Okay, let’s interpret these results. What do we do with the null? As I said before, we accept the null. What type of error could we have committed? When you incorrectly accept a null that should be rejected, that’s a type 2. So type 2 would be the possible error here. Given the weaknesses of the independent T-Test, what are some possible explanations for an error here? One is subject-to-subject variances. The groups could be different to begin with. So if past research suggests that men drink more than women and in this case we had equivalent groups, maybe we had a lot of men in the group or disproportionate number of men in the group that didn’t drink that much. Or inversely maybe we had a lot of women in the group, they were overrepresented, that drank a lot and that’s what led to getting statistical equivalent results. So maybe they were different to begin with that would be just be to subject-to-subject variance. Or maybe there were some extraneous variables that weren’t controlled for. So maybe the men in this group went out and did something as a group that changed their behavior or there was something they did in the meantime. It doesn’t seem like a likely scenario. We don’t know enough details about this study. So I would lean, just based on what we know, subject-to-subject variance is a likely explanation.

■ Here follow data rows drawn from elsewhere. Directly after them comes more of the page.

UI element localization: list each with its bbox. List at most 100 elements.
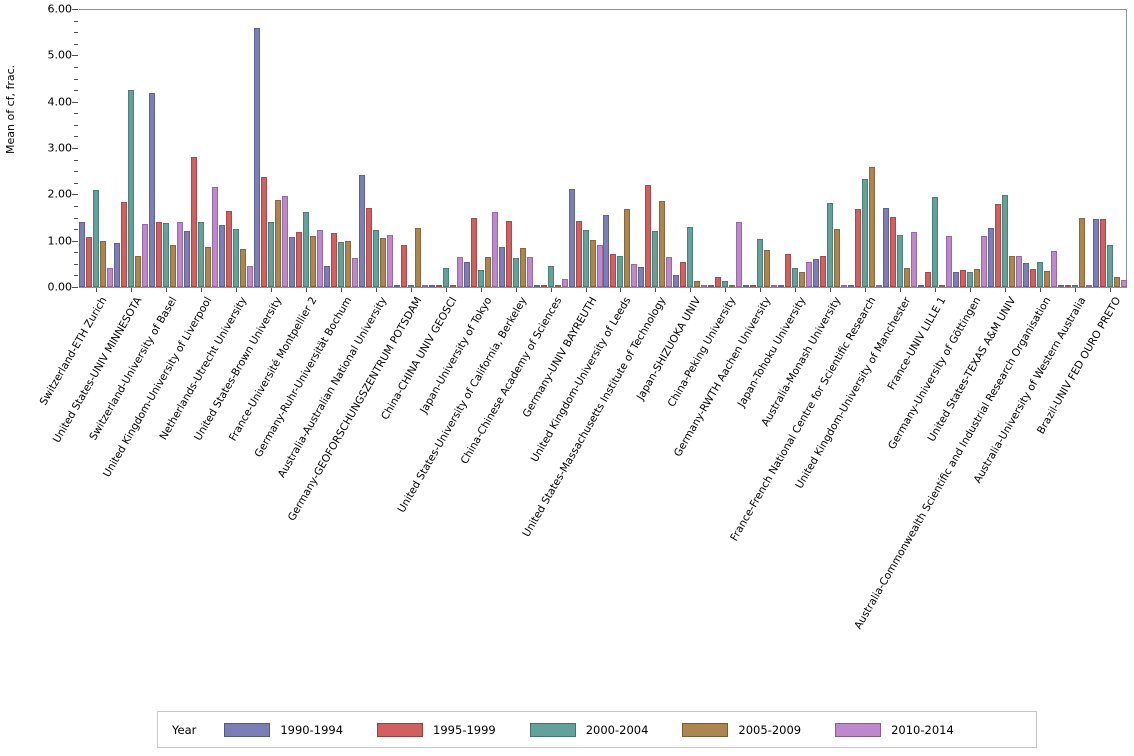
bar-group bbox=[358, 9, 393, 287]
y-tick-mark bbox=[74, 43, 78, 45]
bar bbox=[135, 255, 142, 287]
legend: Year 1990-1994 1995-1999 2000-2004 2005-200… bbox=[157, 711, 1037, 748]
bar bbox=[512, 257, 519, 287]
bar bbox=[1022, 262, 1029, 287]
y-tick-mark bbox=[74, 90, 78, 92]
y-tick-mark bbox=[74, 136, 78, 138]
x-tick-mark bbox=[201, 288, 203, 292]
bar-group bbox=[952, 9, 987, 287]
bar bbox=[519, 248, 526, 287]
legend-entry[interactable]: 1995-1999 bbox=[377, 722, 496, 737]
y-tick-mark bbox=[74, 252, 78, 254]
bar-group bbox=[813, 9, 848, 287]
bar bbox=[282, 195, 289, 287]
bar bbox=[869, 166, 875, 287]
bar bbox=[372, 230, 379, 287]
bar bbox=[149, 92, 156, 287]
bar bbox=[638, 266, 645, 287]
y-tick-mark bbox=[74, 159, 78, 161]
bar bbox=[743, 285, 750, 287]
legend-swatch bbox=[529, 722, 576, 737]
bar bbox=[226, 211, 233, 287]
bar bbox=[1071, 285, 1078, 287]
y-tick-mark bbox=[72, 194, 78, 196]
bar bbox=[848, 285, 854, 287]
x-tick-mark bbox=[341, 288, 342, 292]
y-tick-mark bbox=[72, 148, 78, 149]
y-axis-tick-labels: 0.00 1.00 2.00 3.00 4.00 5.00 6.00 bbox=[22, 0, 73, 300]
bar bbox=[540, 284, 547, 287]
legend-entry[interactable]: 1990-1994 bbox=[224, 722, 343, 737]
y-tick-mark bbox=[74, 20, 78, 22]
x-tick-mark bbox=[306, 288, 308, 292]
bar bbox=[792, 267, 799, 287]
bar bbox=[296, 231, 303, 287]
y-tick-label: 0.00 bbox=[47, 280, 73, 294]
bar bbox=[589, 239, 596, 287]
bar bbox=[631, 263, 638, 287]
bar bbox=[938, 285, 945, 287]
bar bbox=[813, 259, 820, 287]
x-tick-mark bbox=[166, 288, 168, 292]
bar bbox=[484, 256, 491, 287]
bar bbox=[827, 203, 834, 287]
bar bbox=[142, 224, 149, 287]
bar bbox=[1043, 270, 1050, 287]
bar bbox=[973, 268, 980, 287]
legend-swatch bbox=[682, 722, 729, 737]
bar-group bbox=[778, 9, 813, 287]
bar bbox=[882, 208, 889, 287]
bar bbox=[680, 261, 687, 287]
bar bbox=[1085, 285, 1092, 287]
legend-label: 2005-2009 bbox=[738, 722, 802, 737]
legend-swatch bbox=[835, 722, 882, 737]
legend-title: Year bbox=[172, 722, 197, 737]
bar bbox=[750, 285, 757, 287]
bar bbox=[1036, 261, 1043, 287]
bar bbox=[945, 236, 952, 287]
bar bbox=[757, 239, 764, 287]
bar bbox=[156, 222, 163, 287]
y-tick-label: 4.00 bbox=[47, 95, 73, 109]
bar bbox=[442, 267, 449, 287]
bar bbox=[100, 240, 107, 287]
bar bbox=[687, 227, 694, 287]
legend-entry[interactable]: 2005-2009 bbox=[682, 722, 802, 737]
bar bbox=[79, 221, 86, 287]
bar bbox=[331, 232, 337, 287]
bar bbox=[1064, 285, 1071, 287]
y-tick-mark bbox=[74, 66, 78, 68]
bar-group bbox=[708, 9, 743, 287]
y-tick-label: 2.00 bbox=[47, 187, 73, 201]
y-tick-mark bbox=[72, 55, 78, 57]
bar bbox=[896, 234, 903, 287]
legend-label: 1995-1999 bbox=[433, 722, 496, 737]
legend-label: 2000-2004 bbox=[585, 722, 649, 737]
legend-entry[interactable]: 2000-2004 bbox=[529, 722, 649, 737]
bar-group bbox=[533, 9, 568, 287]
bar bbox=[289, 236, 296, 287]
bar bbox=[247, 265, 254, 287]
y-tick-label: 3.00 bbox=[47, 141, 73, 155]
bar-group bbox=[428, 9, 463, 287]
bar-group bbox=[848, 9, 882, 287]
bar-group bbox=[882, 9, 917, 287]
x-tick-mark bbox=[96, 288, 98, 292]
bar bbox=[917, 285, 924, 287]
bar bbox=[952, 271, 959, 287]
bar bbox=[491, 212, 498, 287]
bar bbox=[1057, 285, 1064, 287]
bar-group bbox=[79, 9, 114, 287]
x-tick-mark bbox=[515, 288, 517, 292]
x-tick-mark bbox=[865, 288, 866, 292]
legend-entries: 1990-1994 1995-1999 2000-2004 2005-2009 2010… bbox=[224, 722, 987, 737]
x-tick-mark bbox=[795, 288, 797, 292]
bar bbox=[1029, 269, 1036, 287]
x-tick-mark bbox=[480, 288, 482, 292]
legend-entry[interactable]: 2010-2014 bbox=[835, 722, 954, 737]
bar bbox=[428, 285, 435, 287]
bar-group bbox=[917, 9, 952, 287]
bar bbox=[1106, 245, 1113, 287]
bar bbox=[352, 257, 358, 287]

We have a confidence interval as well in this printout. We have a mean difference of negative .13 and then the confidence internal stretches from negative 1.06 to .79. S this is the mean difference. And an important number is contained within the number that really confirms that we should accept the null hypothesis, and that is 0 is contained within this confidence interval. So if you think about the mean difference as a result of starting one from the other. On one side, on the left side we’ve got the second score, women being significantly greater than men; and on the right side we have a positive number .75, we have men having a significantly higher score than women. So 95% of the time we have opposite phenomenon occurring that’s classic random behavior. That certainly suggests that we should accept the null hypothesis.